The Supreme Elections Tribunal (TSE) announced Monday that it will ponder two strategies to ensure fairness in the debate leading up to the referendum on the Central American Free-Trade Agreement with the United States (CAFTA).
The Tribunal agreed to consider televising the vote count after the Oct. 7 referendum on CAFTA. The Tribunal also promised to consider spending part of its free weekly time on television and radio to explain arguments for and against the controversial pact.
Under the Law of Radio and Television, all channels must give elections officials one half hour of broadcast time each week during electoral periods.
After the referendum, the vote count could be broadcast live through a public television signal, a closed circuit or an Internet site, said TSE interim president Luis Antonio Sobrado.
The two steps being considered by the Tribunal echo requests presented last week by Eugenio Trejos (TT, July 13), a leader in the nationwide movement to defeat CAFTA, and ex-legislator José Miguel Corrales, whose petition to the Tribunal helped bring about the referendum. The TSE rejected Trejos and Corrales’ other requests, some appealing decisions elections officials had already made.

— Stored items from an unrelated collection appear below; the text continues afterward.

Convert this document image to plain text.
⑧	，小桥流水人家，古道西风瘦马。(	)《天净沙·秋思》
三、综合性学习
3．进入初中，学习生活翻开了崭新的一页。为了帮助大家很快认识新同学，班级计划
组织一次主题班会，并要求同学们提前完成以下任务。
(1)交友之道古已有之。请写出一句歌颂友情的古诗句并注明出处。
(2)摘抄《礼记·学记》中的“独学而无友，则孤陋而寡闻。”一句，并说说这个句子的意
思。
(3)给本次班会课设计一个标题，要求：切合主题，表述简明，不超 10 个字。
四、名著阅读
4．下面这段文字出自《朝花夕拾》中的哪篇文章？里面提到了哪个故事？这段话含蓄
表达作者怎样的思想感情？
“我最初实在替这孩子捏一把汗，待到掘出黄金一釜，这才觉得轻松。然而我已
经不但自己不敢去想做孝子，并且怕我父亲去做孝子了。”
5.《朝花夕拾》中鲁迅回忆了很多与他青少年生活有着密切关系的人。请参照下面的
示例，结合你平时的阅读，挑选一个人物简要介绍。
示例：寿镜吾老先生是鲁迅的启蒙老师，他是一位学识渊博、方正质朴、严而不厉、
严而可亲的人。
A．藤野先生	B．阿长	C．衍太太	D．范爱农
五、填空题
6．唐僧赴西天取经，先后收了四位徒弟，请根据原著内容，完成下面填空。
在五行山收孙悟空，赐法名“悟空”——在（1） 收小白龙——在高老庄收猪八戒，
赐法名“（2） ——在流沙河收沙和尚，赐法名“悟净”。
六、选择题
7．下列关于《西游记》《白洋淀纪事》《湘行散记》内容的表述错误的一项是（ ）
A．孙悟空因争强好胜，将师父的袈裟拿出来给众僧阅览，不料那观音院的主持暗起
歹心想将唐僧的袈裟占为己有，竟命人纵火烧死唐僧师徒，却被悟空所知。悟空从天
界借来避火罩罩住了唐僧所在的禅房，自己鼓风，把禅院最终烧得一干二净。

Trejos said he is pleased about the news. As for his other requests, he said: “We will analyze with social, civil and political organizations the (Tribunal’s) solution. In the next few days we will define our position.”

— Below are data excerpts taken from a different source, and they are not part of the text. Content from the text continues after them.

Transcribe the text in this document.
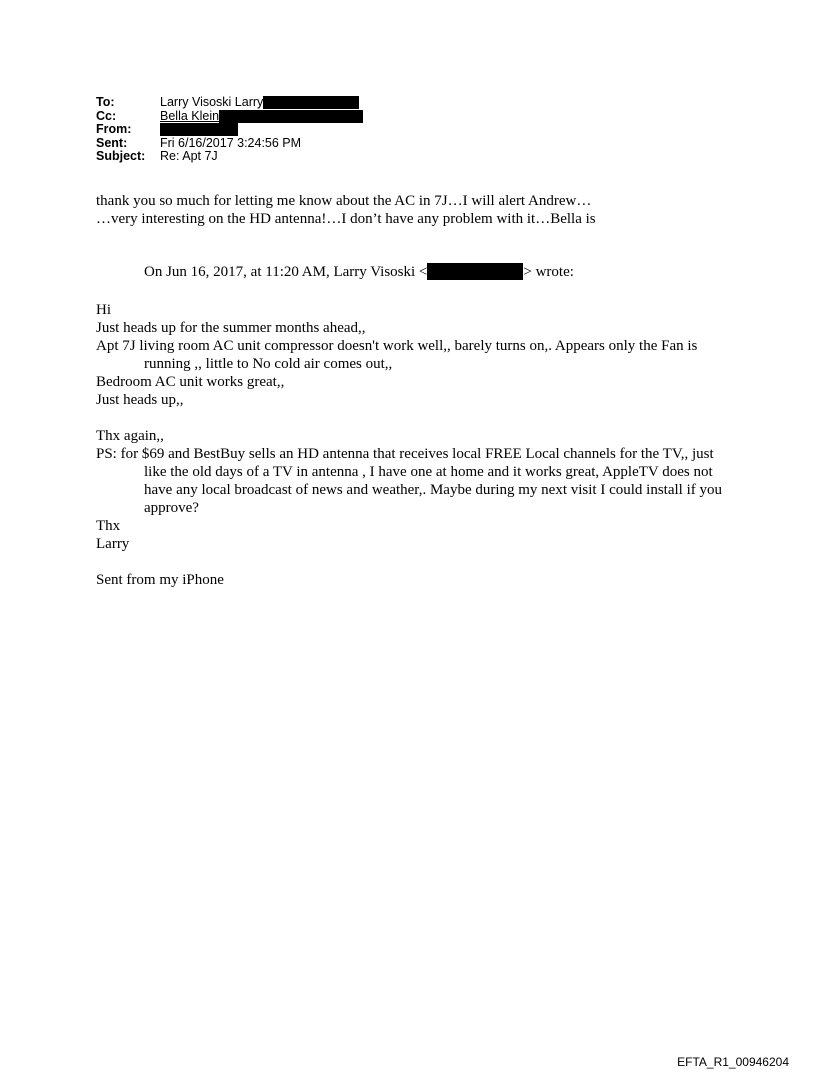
To:	Larry Visoski Larry
Cc:	Bella Klein
From:
Sent:	Fri 6/16/2017 3:24:56 PM
Subject:	Re: Apt 7J

thank you so much for letting me know about the AC in 7J…I will alert Andrew…

…very interesting on the HD antenna!…I don’t have any problem with it…Bella is

On Jun 16, 2017, at 11:20 AM, Larry Visoski <	> wrote:

Hi

Just heads up for the summer months ahead,,

Apt 7J living room AC unit compressor doesn't work well,, barely turns on,. Appears only the Fan is running ,, little to No cold air comes out,,

Bedroom AC unit works great,,

Just heads up,,

Thx again,,

PS: for $69 and BestBuy sells an HD antenna that receives local FREE Local channels for the TV,, just like the old days of a TV in antenna , I have one at home and it works great, AppleTV does not have any local broadcast of news and weather,. Maybe during my next visit I could install if you approve?

Thx

Larry

Sent from my iPhone

EFTA_R1_00946204
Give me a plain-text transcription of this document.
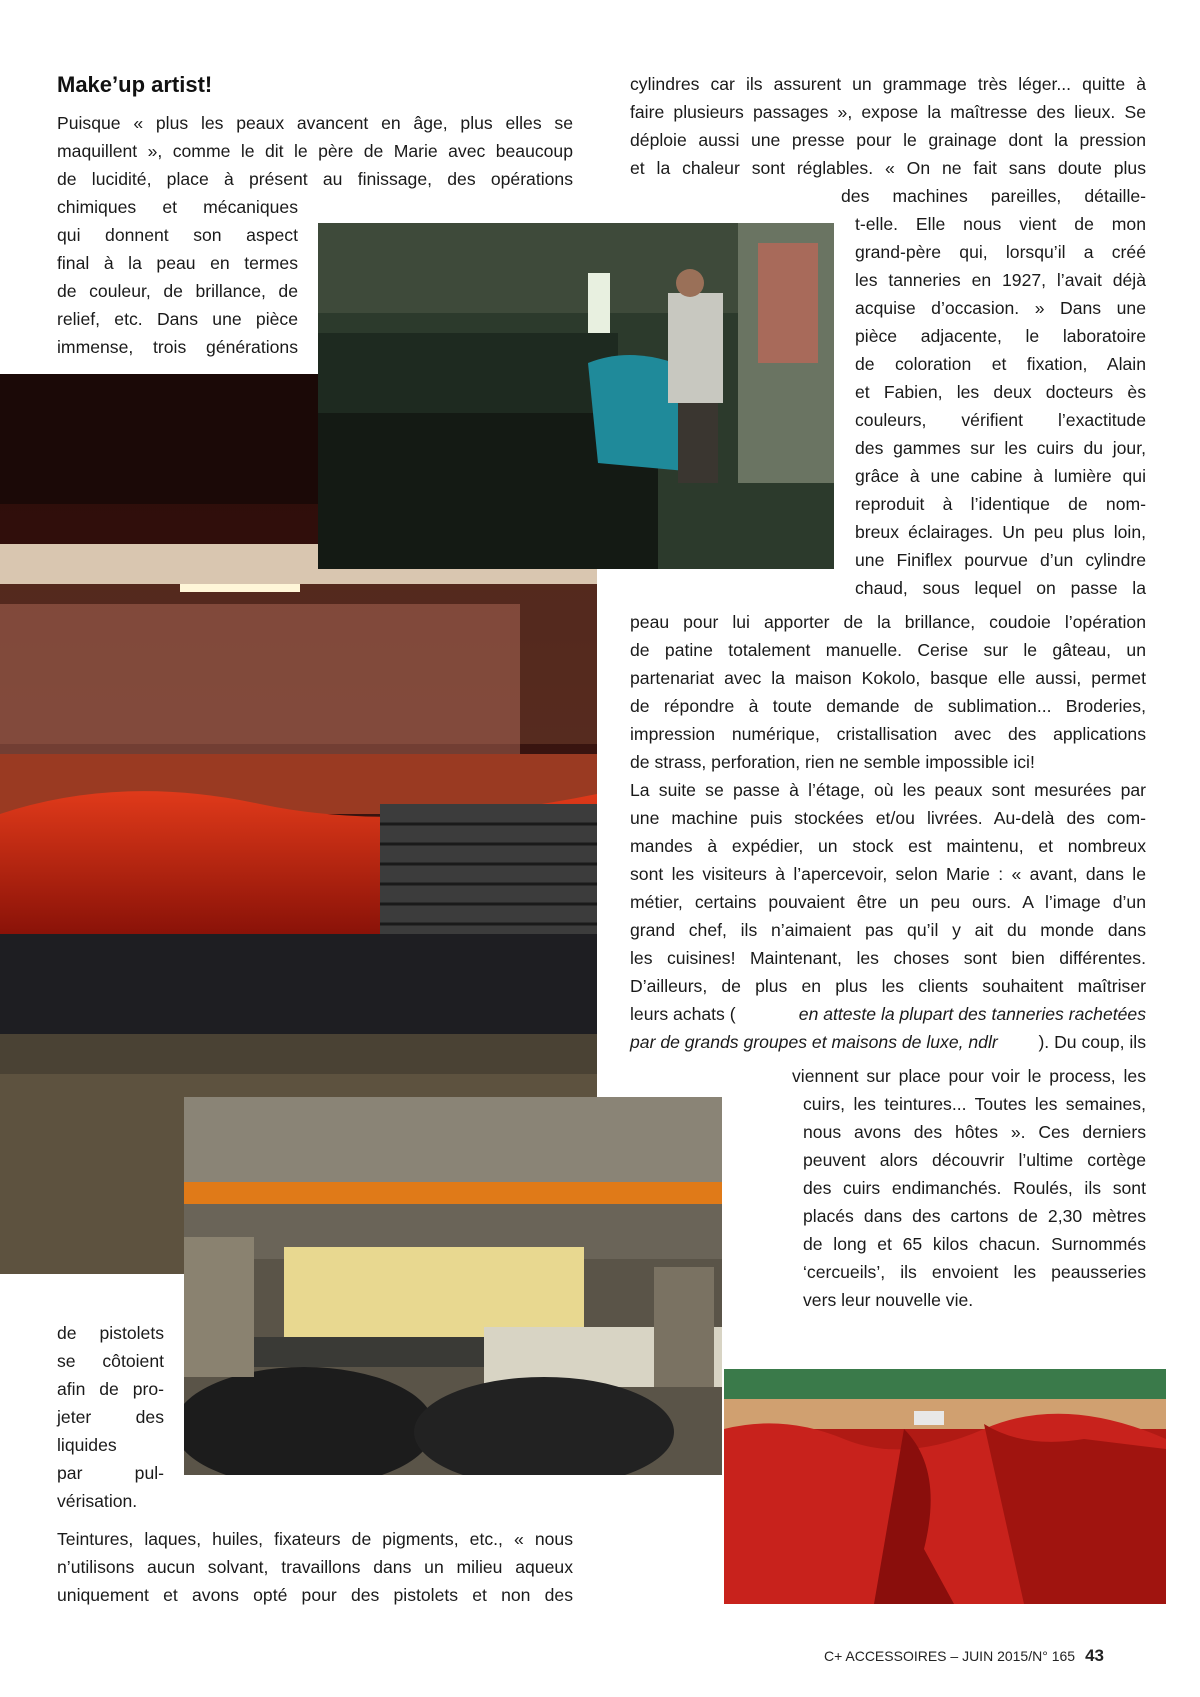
Make’up artist!
Puisque « plus les peaux avancent en âge, plus elles se
maquillent », comme le dit le père de Marie avec beaucoup
de lucidité, place à présent au finissage, des opérations
chimiques et mécaniques
qui donnent son aspect
final à la peau en termes
de couleur, de brillance, de
relief, etc. Dans une pièce
immense, trois générations
de pistolets
se côtoient
afin de pro-
jeter des
liquides
par pul-
vérisation.
Teintures, laques, huiles, fixateurs de pigments, etc., « nous
n’utilisons aucun solvant, travaillons dans un milieu aqueux
uniquement et avons opté pour des pistolets et non des
cylindres car ils assurent un grammage très léger... quitte à
faire plusieurs passages », expose la maîtresse des lieux. Se
déploie aussi une presse pour le grainage dont la pression
et la chaleur sont réglables. « On ne fait sans doute plus
des machines pareilles, détaille-
t-elle. Elle nous vient de mon
grand-père qui, lorsqu’il a créé
les tanneries en 1927, l’avait déjà
acquise d’occasion. » Dans une
pièce adjacente, le laboratoire
de coloration et fixation, Alain
et Fabien, les deux docteurs ès
couleurs, vérifient l’exactitude
des gammes sur les cuirs du jour,
grâce à une cabine à lumière qui
reproduit à l’identique de nom-
breux éclairages. Un peu plus loin,
une Finiflex pourvue d’un cylindre
chaud, sous lequel on passe la
peau pour lui apporter de la brillance, coudoie l’opération
de patine totalement manuelle. Cerise sur le gâteau, un
partenariat avec la maison Kokolo, basque elle aussi, permet
de répondre à toute demande de sublimation... Broderies,
impression numérique, cristallisation avec des applications
de strass, perforation, rien ne semble impossible ici!
La suite se passe à l’étage, où les peaux sont mesurées par
une machine puis stockées et/ou livrées. Au-delà des com-
mandes à expédier, un stock est maintenu, et nombreux
sont les visiteurs à l’apercevoir, selon Marie : « avant, dans le
métier, certains pouvaient être un peu ours. A l’image d’un
grand chef, ils n’aimaient pas qu’il y ait du monde dans
les cuisines! Maintenant, les choses sont bien différentes.
D’ailleurs, de plus en plus les clients souhaitent maîtriser
leurs achats (	en atteste la plupart des tanneries rachetées
par de grands groupes et maisons de luxe, ndlr ). Du coup, ils
viennent sur place pour voir le process, les
cuirs, les teintures... Toutes les semaines,
nous avons des hôtes ». Ces derniers
peuvent alors découvrir l’ultime cortège
des cuirs endimanchés. Roulés, ils sont
placés dans des cartons de 2,30 mètres
de long et 65 kilos chacun. Surnommés
‘cercueils’, ils envoient les peausseries
vers leur nouvelle vie.
C+ ACCESSOIRES – JUIN 2015/N° 165 43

Among his various demands, Trejos said he felt most strongly about a request that the government’s CAFTA implementation agenda be suspended until after the referendum takes place.
Trade agreement supporter Mayi Antillón, a legislator with the National Liberation Party that brought pro-CAFTA President Oscar Arias to power, had not heard the Tribunal’s announcement, but said,“The important thing is that all parties respect the resolutions of the Supreme Elections Tribunal in order to strengthen our country’s institutions.”
In related news, the Tribunal announced it will organize forums, together with the Latin American Faculty of Social Studies, in the capital of every province, to inform the citizenry about the referendum. In September, elections officials will launch an information campaign in the press, encouraging the public to vote.
Sobrado this week urged media outlets to objectively cover the CAFTA debate and referendum. Starting today, media outlets must report to the Tribunal every Friday the amount collected for advertisements on CAFTA. (No person or business can spend more than about ¢4.2 million ($8,153) on advertising).